Setelah terjadi kesepakatan antara Muhammad bin Maslamah dengan Ka’ab, dia berjanji kepada Ka’ab untuk datang lagi kepadanya dengan ditemani Harits bin Bisyr, Abbaad bin Bisyr, Abu Na’ilah serta Abu Abbas bin Jabr. Pada malam yang telah dijanjikan, mereka datang kepada Ka’ab dan memintanya untuk menemui mereka. Ka’ab keluar menemui mereka, meskipun dia sudah diperingatkan oleh istrinya yang merasakan firasat buruk. Dia tetap keluar dan akhirnya kesempatan ini tidak disia-siakan oleh para shahabat untuk memberi pelajaran kepada sang pengkhianat itu.’[6]

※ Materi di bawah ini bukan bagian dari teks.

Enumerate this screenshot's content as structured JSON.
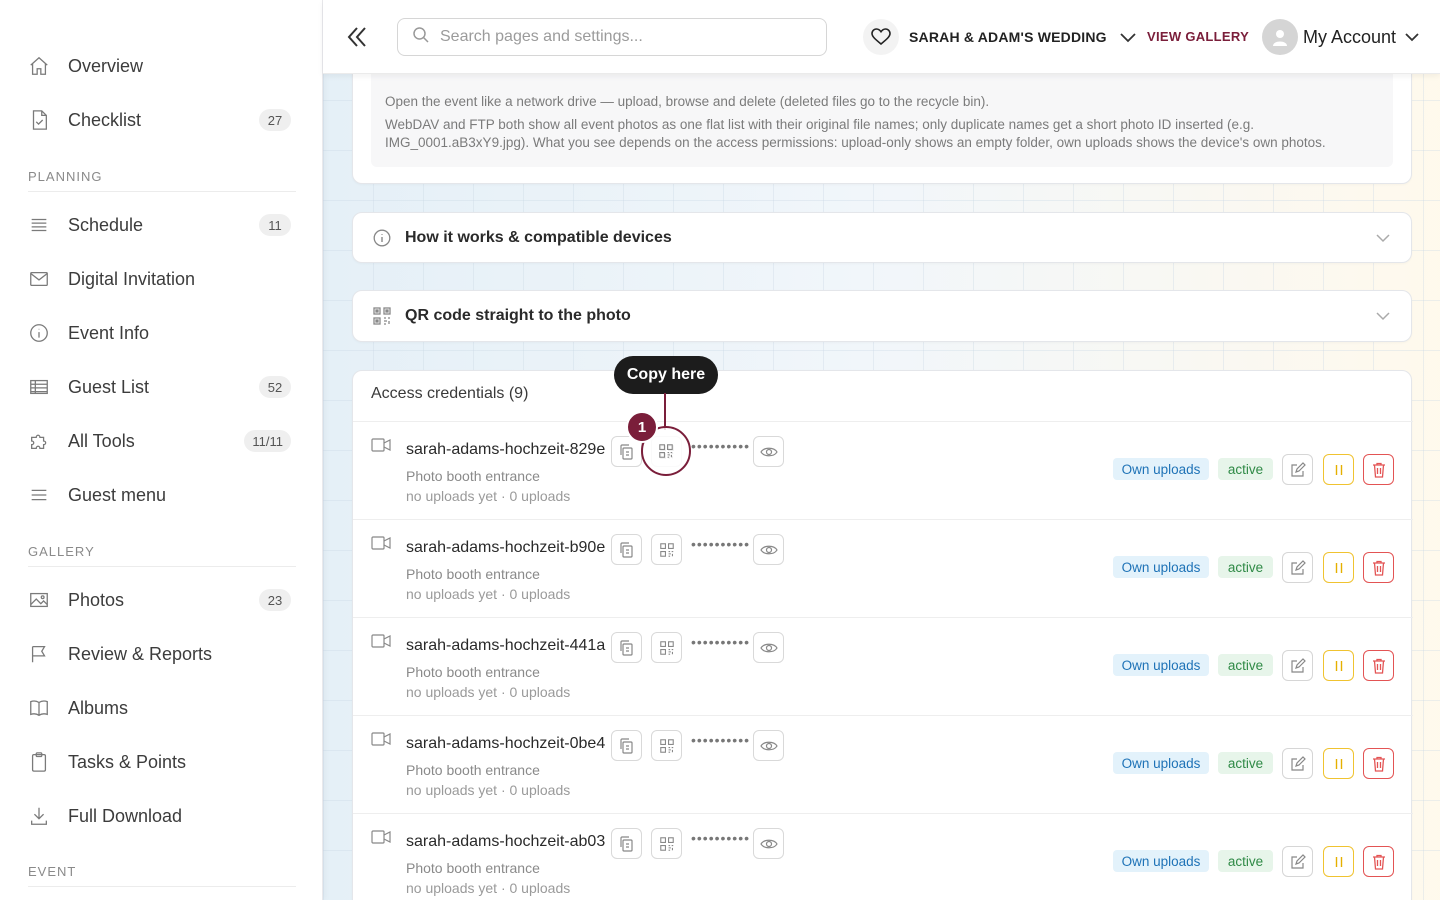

Ketika orang-orang Yahudi mengetahui kejadian ini dan menjadikannya sebagai argument, Rasulullah Shallallahu ‘alaihi wa sallam menjelaskan kepada mereka perbuatan-perbuatan yang telah dilakukan Ka’ab bin al-Asyraf. Mereka terkaget dan merasa khawatir terhadap keselamatan diri mereka. Melihat ini, Rasulullah Shallallahu ‘alaihi wa sallam mengajak mereka untuk membuat perjanjian damai diantara mereka. Lalu terbentuklah perjanjian damai, sebagaimana disebutkan dalam riwayat Abu Daud. Namun menurut pendapat yang kuat, perjanjian damai ini hanya sebagai penguat dari perjanjian damai yang pernah disepakati sebelum terjadi Perang Badar antara kaum Muslimin dengan orang-orang Yahudi Madinah yang dikenal dengan Shahifah Madinah (Piagam Madinah).
PELAJARAN DARI KISAH INI
1. Dalam peristiwa pembunuhan terhadap Ka’ab bin al-Asyraf ini terdapat dalil pensyari’atan tipu muslihat supaya bisa menghukum orang yang berhak mendapatkan hukuman karena pengkhiatan yang dilakukannya
2. Boleh berdusta kepada Musuh dan boleh menipu mereka, karena peperangan itu memang penuh tipuan
3. Hukuman mati bagi para pengkhianat akan menimbulkan rasa takut pada orang lain sehingga tidak berani melakukan pengkhianatan.
Marâji’ :
– As-Sîratun Nabawiyah Fî Dhau’il Mashâdir al-Ashliyyah, DR Mahdi Rizqullâh
– As-Sîratun Nabawiyyah as-Shahîhah, Dr Akram Dhiyâ’ al-Umary
[Http://cerkiis.blogspot.com, Disalin dari majalah As-Sunnah Edisi 08/Tahun XIII/1430H/2009. Diterbitkan Yayasan Lajnah Istiqomah Surakarta, Jl. Solo – Purwodadi Km.8 Selokaton Gondangrejo Solo 57183 Telp. 0271-761016, artikel: almanhaj]
Footnote
[1]. As-Sîratun Nabawiyah Fî Dhau’il Mashâdir al-Ashliyyah, hlm. 368
[2]. Dalâil Nubuwwah karya al-Baihaqi, 3/165
[3] Diriwayatkan Ibnu Ishâq dengan sanad shahîh sampai ke `Abdullâh bin Ka’ab bin Mâlik. Akan tetapi sanad ini mursal (Sîratu Ibni Hisyâm, 2/422-423) dan Ibnu Sa’ad dalam Thabaqât 2/30 tanpa sanad. lihat as-Sîratun Nabawiyyah as-Shahîhah, hlm. 374
[4]. Al Waaqidi, 1/181, menurut beliau peristiwa ini disebut Perang Qaraaratul Kudr dan Ibnu Sa’ad, 2/30. Menurut Ibnu Sa’ad, peristiwa ini disebut dengan Perang Qarqaratul Kudr
[5]. Lihat. Fathul Baari, 15/209, Kitab al Maghaazi, Bab Qatlu Ka’b bin al-Asyraaf
[6]. Itulah ringkasan kisah dari hadits yang diriwayatkan oleh Imam Bukhari, al-Fath, no. 4037 dan Imam Muslim, no. 1801 juga diriwayatkan oleh yang lain. Ada sedikit perbedaan antara kisah yang dibawakan oleh Imam Bukhari dan Muslim dengan kisah yang dibawakan oleh para ulama yang meriwayatkan peperangan Rasulullah, tapi intinya satu.